Claude Stopped Being a Chatbot and I Almost Missed It
Sometime in early 2026, Claude quietly became something else. I was too busy using it to notice.
The Core Argument
- Claude is no longer a chatbot with extra features. It's a work platform with a chat interface
- The shift happened through accumulation, not announcement: Skills, Cowork, Memory, Connectors, Plugins, Computer Use
- This matters because it changes who Claude competes with. Not just ChatGPT — but Zapier, Notion AI, and task management tools
- Most people still use Claude like it's 2024. They're leaving 80% of the value on the table
How I Noticed
I build OctoDock, a product that connects AI agents to your apps through MCP. So I spend all day inside Claude — Chat for thinking, Code for building, Cowork for everything else.
One day I realized I hadn't opened Notion's native interface in a week. I hadn't manually sorted a single file. I hadn't written a meeting follow-up email by hand. Claude was doing all of it.
Not because I asked it to replace those tools. Because somewhere along the way, it became easier to say "handle this" to Claude than to switch apps and do it myself.
That's when I understood: Claude isn't adding features to a chatbot. It's absorbing workflows that used to live in separate tools.
The Platform Pattern
I've seen this pattern before. WordPress started as a blogging tool. Then it got plugins. Then it got themes. Then it got WooCommerce. At some point, it stopped being "a blogging tool with extras" and became "a platform that can be anything."

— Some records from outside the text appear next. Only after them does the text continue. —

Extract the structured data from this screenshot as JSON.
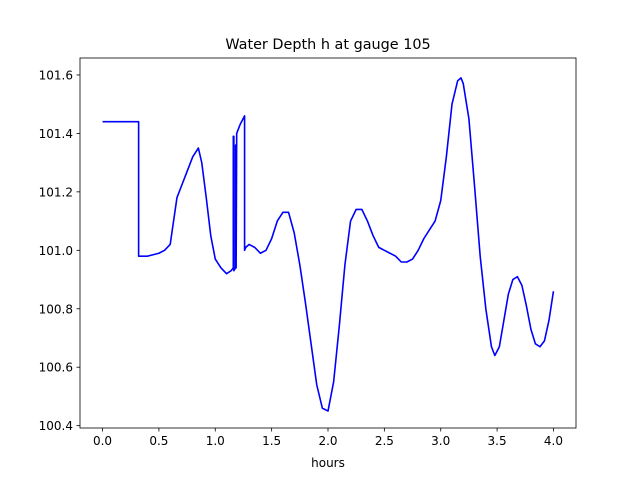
{
  "chart_data": {
    "type": "line",
    "title": "Water Depth h at gauge 105",
    "xlabel": "hours",
    "ylabel": "",
    "xlim": [
      -0.2,
      4.2
    ],
    "ylim": [
      100.392,
      101.658
    ],
    "xticks": [
      0.0,
      0.5,
      1.0,
      1.5,
      2.0,
      2.5,
      3.0,
      3.5,
      4.0
    ],
    "xtick_labels": [
      "0.0",
      "0.5",
      "1.0",
      "1.5",
      "2.0",
      "2.5",
      "3.0",
      "3.5",
      "4.0"
    ],
    "yticks": [
      100.4,
      100.6,
      100.8,
      101.0,
      101.2,
      101.4,
      101.6
    ],
    "ytick_labels": [
      "100.4",
      "100.6",
      "100.8",
      "101.0",
      "101.2",
      "101.4",
      "101.6"
    ],
    "grid": false,
    "series": [
      {
        "color": "#0000ff",
        "x": [
          0.0,
          0.3,
          0.32,
          0.32,
          0.4,
          0.5,
          0.55,
          0.6,
          0.63,
          0.66,
          0.7,
          0.75,
          0.8,
          0.85,
          0.88,
          0.92,
          0.96,
          1.0,
          1.05,
          1.1,
          1.14,
          1.16,
          1.16,
          1.165,
          1.165,
          1.18,
          1.18,
          1.185,
          1.185,
          1.19,
          1.22,
          1.26,
          1.26,
          1.27,
          1.3,
          1.35,
          1.4,
          1.45,
          1.5,
          1.55,
          1.6,
          1.65,
          1.7,
          1.75,
          1.8,
          1.85,
          1.9,
          1.95,
          2.0,
          2.05,
          2.1,
          2.15,
          2.2,
          2.25,
          2.3,
          2.35,
          2.4,
          2.45,
          2.5,
          2.55,
          2.6,
          2.65,
          2.7,
          2.75,
          2.8,
          2.85,
          2.9,
          2.95,
          3.0,
          3.05,
          3.1,
          3.15,
          3.18,
          3.2,
          3.25,
          3.3,
          3.35,
          3.4,
          3.45,
          3.48,
          3.52,
          3.56,
          3.6,
          3.64,
          3.68,
          3.72,
          3.76,
          3.8,
          3.84,
          3.88,
          3.92,
          3.96,
          4.0
        ],
        "y": [
          101.44,
          101.44,
          101.44,
          100.98,
          100.98,
          100.99,
          101.0,
          101.02,
          101.1,
          101.18,
          101.22,
          101.27,
          101.32,
          101.35,
          101.3,
          101.18,
          101.05,
          100.97,
          100.94,
          100.92,
          100.93,
          100.94,
          101.39,
          101.39,
          100.93,
          100.94,
          101.36,
          101.36,
          100.94,
          101.4,
          101.43,
          101.46,
          101.0,
          101.01,
          101.02,
          101.01,
          100.99,
          101.0,
          101.04,
          101.1,
          101.13,
          101.13,
          101.06,
          100.95,
          100.82,
          100.68,
          100.54,
          100.46,
          100.45,
          100.55,
          100.74,
          100.95,
          101.1,
          101.14,
          101.14,
          101.1,
          101.05,
          101.01,
          101.0,
          100.99,
          100.98,
          100.96,
          100.96,
          100.97,
          101.0,
          101.04,
          101.07,
          101.1,
          101.17,
          101.32,
          101.5,
          101.58,
          101.59,
          101.57,
          101.45,
          101.22,
          100.98,
          100.8,
          100.67,
          100.64,
          100.67,
          100.76,
          100.85,
          100.9,
          100.91,
          100.88,
          100.81,
          100.73,
          100.68,
          100.67,
          100.69,
          100.76,
          100.86
        ]
      }
    ]
  }
}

Claude is following the same arc. The plugin marketplace launched in February 2026. Skills let you customize behavior. Connectors hook into 38+ apps. Computer Use lets Claude control your screen when there's no API.
Each feature alone is incremental. Together, they're a platform shift.
What This Means for How We Work
The old workflow: I have a task → I pick the right app → I do the task in that app.
The new workflow: I have a task → I describe it to Claude → Claude picks the right tool and does it.
This isn't hypothetical. I watched Claude read my calendar, draft a meeting prep doc, pull data from a spreadsheet, and email the summary — all in one Cowork session. Four apps, zero app-switching.
The Uncomfortable Question
If Claude can connect to your apps, read your files, remember your preferences, and execute multi-step workflows autonomously... what exactly are all those single-purpose AI features inside other apps for?
Notion AI. Gmail's AI compose. Google Sheets' AI functions. They're all doing small pieces of what Claude now does end-to-end.
I don't think they disappear overnight. But I think the center of gravity is shifting from "AI inside every app" to "one AI that works across all apps."
Where I Think This Goes
Claude today feels like the iPhone in 2008. The hardware is there, the App Store just launched, but most people are still using it as a fancy phone. The real transformation happens when people stop thinking of it as a chatbot with features and start thinking of it as their default work interface.
We're not there yet. But we're closer than most people realize.